Senator Dianne Feinstein is frequently exasperating. The Democratic senator from California is one day ultra-liberal, in the lead in calling for gun reform. The next she is ultra-conservative, one of the staunchest defenders of the embattled National Security Agency.
The senator’s contradictory nature was on show for all to see on Tuesday, when she delivered an extraordinary speech from the Senate floor. It amounted to the biggest and most public rift between Congress and the spy community since the 9/11 attacks. Ms Feinstein, who chairs the Senate intelligence committee, which has oversight of America’s myriad spy agencies, accused the CIA of breaking into the committee’s computers. It is an extremely serious charge: a breach of the constitution, the executive branch tampering with the elected branch. She described it as “a defining moment for the oversight of our intelligence community”.

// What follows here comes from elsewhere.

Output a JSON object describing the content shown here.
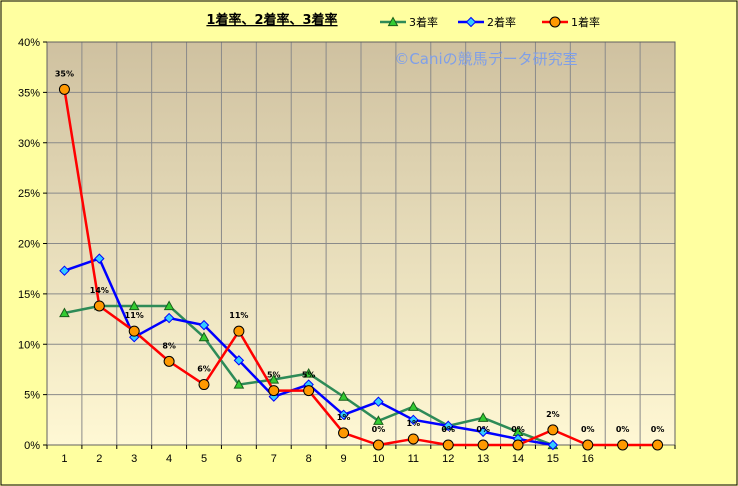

She is on strong ground. The row dates back to the CIA’s programme of torture in the aftermath of 9/11. The CIA and the Bush administration, which presided over the programme, preferred to describe it euphemistically as “enhanced interrogation techniques” but torture it was. Members of the Senate and House intelligence committee only learned about it late, in 2006. A year later the New York Times revealed that the CIA had destroyed videotapes of these early interrogations.
After Barack Obama became president in 2009 and Ms Feinstein became head of the intelligence committee, she started an exhaustive inquiry into the torture, and this is at the centre of the current rift. She claims that the CIA, headed by John Brennan, recently conducted searches of the committee’s computers. Mr Brennan, in response, denied that the CIA had hacked into the Senate computers.
It is right that Ms Feinstein should raise this. It is a huge issue, one that at the very least will see calls for Mr Brennan’s resignation. Her pursuit of the CIA is the fulfilment of her role as chair of the intelligence committee. It is what she should be doing, the monitoring of the spy agencies.
The exasperation with Ms Feinstein is that she directs her sense of outrage only at the CIA. It seems restricted to issues that impact on her. She is outraged when the CIA allegedly hacked into her committee’s computers. She is upset over the alleged intrusion into the privacy of her own staff. And yet this is the same senator who could not empathise with Americans upset at the revelations in the Snowden documents of millions of citizens whose personal data has been accessed by the NSA. It is the same senator who could not share American anger over the revelation of the co-operation in surveillance of the giant tech companies, whether wittingly or unwittingly.
Ms Feinstein not only failed to investigate the NSA with a smidgen of the aggression she has shown towards the CIA but has gone out of her way to be the NSA’s most prominent defender. The day after Edward Snowden revealed himself as a whistleblower last June, she was among the first to brand him a traitor. In the face of revelation after revelation, she praised the professionalism of the NSA. She defended mass data collection as a necessity, arguing that the NSA had to have access to the whole “haystack” to find the one needle, the terrorist. All this dismayed many of her Democratic supporters in liberal California and elsewhere in the US. She proposed a bill supposedly aimed at NSA reform, but it was a spoiler, one that in fact would have done little to curb the agency’s powers. The one time she wobbled was in the autumn after the disclosure of US spying on German chancellor Angela Merkel. But this proved to be only brief.
It is about time Ms Feinstein used her powers as the democratically elected head of the intelligence committee to question the NSA with the same vigour – or even a small part of it – that she is displaying towards the CIA. That would, indeed, be a defining moment for the oversight of the US intelligence community: all of it.